On 02/17, Christian Brauner wrote:
>
> @@ -2470,8 +2479,11 @@ __latent_entropy struct task_struct *copy_process(
> syscall_tracepoint_update(p);
> write_unlock_irq(&tasklist_lock);
>
> - if (pidfile)
> + if (pidfile) {
> + if (clone_flags & CLONE_PIDFD_AUTOKILL)

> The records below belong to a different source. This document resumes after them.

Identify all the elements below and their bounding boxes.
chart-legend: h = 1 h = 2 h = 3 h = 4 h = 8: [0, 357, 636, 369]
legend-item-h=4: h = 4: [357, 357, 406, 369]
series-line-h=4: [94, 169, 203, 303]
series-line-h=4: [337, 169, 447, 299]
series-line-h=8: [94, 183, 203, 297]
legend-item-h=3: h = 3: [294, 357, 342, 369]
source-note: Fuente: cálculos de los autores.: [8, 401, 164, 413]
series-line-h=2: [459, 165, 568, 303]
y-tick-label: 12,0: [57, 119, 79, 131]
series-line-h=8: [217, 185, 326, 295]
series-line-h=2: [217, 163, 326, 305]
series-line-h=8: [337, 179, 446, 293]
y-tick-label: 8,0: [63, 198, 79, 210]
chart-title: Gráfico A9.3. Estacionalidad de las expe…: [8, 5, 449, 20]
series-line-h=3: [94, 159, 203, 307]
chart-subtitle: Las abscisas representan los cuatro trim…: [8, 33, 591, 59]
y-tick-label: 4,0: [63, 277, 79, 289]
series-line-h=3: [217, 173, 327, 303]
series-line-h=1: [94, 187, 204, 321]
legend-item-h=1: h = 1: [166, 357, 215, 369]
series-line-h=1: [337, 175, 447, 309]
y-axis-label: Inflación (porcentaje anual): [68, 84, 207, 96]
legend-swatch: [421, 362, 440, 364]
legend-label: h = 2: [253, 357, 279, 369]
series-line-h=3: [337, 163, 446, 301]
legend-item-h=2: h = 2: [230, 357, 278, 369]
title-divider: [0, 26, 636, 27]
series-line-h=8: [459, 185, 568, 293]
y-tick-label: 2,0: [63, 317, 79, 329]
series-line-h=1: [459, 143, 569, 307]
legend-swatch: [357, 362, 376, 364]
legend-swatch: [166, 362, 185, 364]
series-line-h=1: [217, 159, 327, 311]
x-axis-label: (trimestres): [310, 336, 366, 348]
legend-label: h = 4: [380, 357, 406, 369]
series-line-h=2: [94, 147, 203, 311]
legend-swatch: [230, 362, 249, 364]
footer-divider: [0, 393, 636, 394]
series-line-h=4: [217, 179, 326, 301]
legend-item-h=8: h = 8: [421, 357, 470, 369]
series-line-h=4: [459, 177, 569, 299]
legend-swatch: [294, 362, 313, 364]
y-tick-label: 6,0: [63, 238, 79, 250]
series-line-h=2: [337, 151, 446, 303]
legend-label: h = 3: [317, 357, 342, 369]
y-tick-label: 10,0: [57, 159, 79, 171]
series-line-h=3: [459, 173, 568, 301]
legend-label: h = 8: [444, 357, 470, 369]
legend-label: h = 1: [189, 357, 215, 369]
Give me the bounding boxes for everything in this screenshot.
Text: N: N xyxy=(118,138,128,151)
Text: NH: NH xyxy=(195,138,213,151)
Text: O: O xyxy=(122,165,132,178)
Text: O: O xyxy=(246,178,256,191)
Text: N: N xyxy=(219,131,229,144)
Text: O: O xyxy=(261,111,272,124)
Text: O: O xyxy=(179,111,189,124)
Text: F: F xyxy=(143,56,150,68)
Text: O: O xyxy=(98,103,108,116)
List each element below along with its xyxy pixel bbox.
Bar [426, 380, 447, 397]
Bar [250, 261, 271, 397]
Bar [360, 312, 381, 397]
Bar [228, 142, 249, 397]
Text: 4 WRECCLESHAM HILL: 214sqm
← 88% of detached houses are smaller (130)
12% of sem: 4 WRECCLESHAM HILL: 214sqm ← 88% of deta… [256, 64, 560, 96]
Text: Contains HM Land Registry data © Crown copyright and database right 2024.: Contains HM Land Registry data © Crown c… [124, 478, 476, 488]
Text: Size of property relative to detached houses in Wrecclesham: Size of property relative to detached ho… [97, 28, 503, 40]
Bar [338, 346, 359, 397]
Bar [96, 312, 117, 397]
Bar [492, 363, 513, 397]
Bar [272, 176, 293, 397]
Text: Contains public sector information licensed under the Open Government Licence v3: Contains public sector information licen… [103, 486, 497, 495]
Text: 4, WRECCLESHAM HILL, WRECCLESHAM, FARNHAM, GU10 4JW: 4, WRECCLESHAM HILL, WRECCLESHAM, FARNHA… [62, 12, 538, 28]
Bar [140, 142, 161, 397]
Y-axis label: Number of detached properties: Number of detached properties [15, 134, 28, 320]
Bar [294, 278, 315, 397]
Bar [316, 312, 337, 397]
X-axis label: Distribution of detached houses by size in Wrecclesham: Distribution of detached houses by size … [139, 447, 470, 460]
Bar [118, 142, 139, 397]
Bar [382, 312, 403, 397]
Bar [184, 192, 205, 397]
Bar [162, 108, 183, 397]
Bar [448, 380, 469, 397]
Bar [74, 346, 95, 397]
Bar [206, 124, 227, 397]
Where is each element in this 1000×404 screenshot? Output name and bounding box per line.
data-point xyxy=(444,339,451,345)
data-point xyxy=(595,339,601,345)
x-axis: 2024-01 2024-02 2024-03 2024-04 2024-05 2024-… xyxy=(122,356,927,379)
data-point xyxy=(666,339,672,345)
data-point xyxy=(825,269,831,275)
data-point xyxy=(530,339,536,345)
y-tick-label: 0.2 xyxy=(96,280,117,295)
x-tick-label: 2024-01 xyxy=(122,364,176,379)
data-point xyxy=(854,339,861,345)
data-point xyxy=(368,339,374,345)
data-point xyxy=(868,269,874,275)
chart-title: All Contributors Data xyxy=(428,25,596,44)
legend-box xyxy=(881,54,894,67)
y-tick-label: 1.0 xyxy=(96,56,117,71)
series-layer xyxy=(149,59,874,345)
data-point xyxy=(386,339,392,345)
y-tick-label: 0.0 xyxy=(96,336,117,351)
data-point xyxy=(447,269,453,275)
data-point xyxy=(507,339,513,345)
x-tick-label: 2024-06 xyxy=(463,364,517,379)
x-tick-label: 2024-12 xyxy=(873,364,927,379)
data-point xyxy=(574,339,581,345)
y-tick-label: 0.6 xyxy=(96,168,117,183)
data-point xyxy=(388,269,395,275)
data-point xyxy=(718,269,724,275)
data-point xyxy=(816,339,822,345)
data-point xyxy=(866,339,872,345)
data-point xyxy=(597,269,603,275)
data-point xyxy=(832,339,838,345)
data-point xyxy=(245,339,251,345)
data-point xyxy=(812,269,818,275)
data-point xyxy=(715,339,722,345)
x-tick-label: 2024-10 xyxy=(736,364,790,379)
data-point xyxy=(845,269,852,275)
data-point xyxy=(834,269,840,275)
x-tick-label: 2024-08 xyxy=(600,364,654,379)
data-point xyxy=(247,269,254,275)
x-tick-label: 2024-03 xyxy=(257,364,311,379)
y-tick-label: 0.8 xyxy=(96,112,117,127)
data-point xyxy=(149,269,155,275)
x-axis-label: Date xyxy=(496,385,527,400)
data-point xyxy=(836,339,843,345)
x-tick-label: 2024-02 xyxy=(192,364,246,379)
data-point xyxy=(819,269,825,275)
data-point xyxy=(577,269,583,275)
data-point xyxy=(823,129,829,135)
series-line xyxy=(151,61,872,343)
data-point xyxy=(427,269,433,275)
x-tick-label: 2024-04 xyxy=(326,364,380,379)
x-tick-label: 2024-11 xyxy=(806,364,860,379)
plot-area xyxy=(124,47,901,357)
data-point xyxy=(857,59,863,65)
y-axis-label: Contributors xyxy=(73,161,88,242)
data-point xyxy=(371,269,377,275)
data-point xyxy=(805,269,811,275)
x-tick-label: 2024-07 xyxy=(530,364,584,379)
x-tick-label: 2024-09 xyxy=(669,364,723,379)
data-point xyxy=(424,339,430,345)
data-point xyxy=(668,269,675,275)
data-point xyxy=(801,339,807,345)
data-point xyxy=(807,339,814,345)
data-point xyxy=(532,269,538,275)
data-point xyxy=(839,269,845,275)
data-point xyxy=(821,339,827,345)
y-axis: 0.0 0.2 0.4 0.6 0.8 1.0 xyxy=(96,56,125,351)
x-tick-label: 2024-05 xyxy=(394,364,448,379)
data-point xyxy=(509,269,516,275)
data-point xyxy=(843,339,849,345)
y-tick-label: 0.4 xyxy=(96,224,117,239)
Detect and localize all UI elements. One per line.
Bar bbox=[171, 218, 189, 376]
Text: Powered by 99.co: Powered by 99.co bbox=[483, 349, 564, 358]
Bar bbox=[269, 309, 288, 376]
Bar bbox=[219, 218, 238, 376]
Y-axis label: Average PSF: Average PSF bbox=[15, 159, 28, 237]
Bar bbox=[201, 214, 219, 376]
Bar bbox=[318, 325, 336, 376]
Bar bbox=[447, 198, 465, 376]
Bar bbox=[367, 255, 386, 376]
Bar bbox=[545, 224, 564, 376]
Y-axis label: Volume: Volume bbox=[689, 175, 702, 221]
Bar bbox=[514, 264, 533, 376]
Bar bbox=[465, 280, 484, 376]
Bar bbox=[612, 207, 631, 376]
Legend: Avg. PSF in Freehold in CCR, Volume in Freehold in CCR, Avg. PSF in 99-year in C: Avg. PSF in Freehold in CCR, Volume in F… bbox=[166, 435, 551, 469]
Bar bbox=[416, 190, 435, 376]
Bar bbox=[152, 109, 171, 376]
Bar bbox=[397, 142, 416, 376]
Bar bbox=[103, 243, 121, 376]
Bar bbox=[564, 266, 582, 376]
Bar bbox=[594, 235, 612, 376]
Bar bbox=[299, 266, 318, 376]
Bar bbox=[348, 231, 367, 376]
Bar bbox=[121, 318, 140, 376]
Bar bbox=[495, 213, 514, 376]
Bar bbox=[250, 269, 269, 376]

> + p->signal->autokill_pidfd = pidfile;
> fd_install(pidfd, pidfile);
Just curious... Instead of adding signal->autokill_pidfd, can't we
add another "not fcntl" PIDFD_AUTOKILL flag that lives in ->f_flags ?
Oleg.
On Wed, Feb 18, 2026 at 12:50:41PM +0100, Oleg Nesterov wrote:
> On 02/17, Christian Brauner wrote:
> >
> > @@ -2470,8 +2479,11 @@ __latent_entropy struct task_struct *copy_process(
> > syscall_tracepoint_update(p);
> > write_unlock_irq(&tasklist_lock);
> >
> > - if (pidfile)
> > + if (pidfile) {
> > + if (clone_flags & CLONE_PIDFD_AUTOKILL)
> > + p->signal->autokill_pidfd = pidfile;
> > fd_install(pidfd, pidfile);
>
> Just curious... Instead of adding signal->autokill_pidfd, can't we
> add another "not fcntl" PIDFD_AUTOKILL flag that lives in ->f_flags ?
This is a version I had as well and yes, that works too!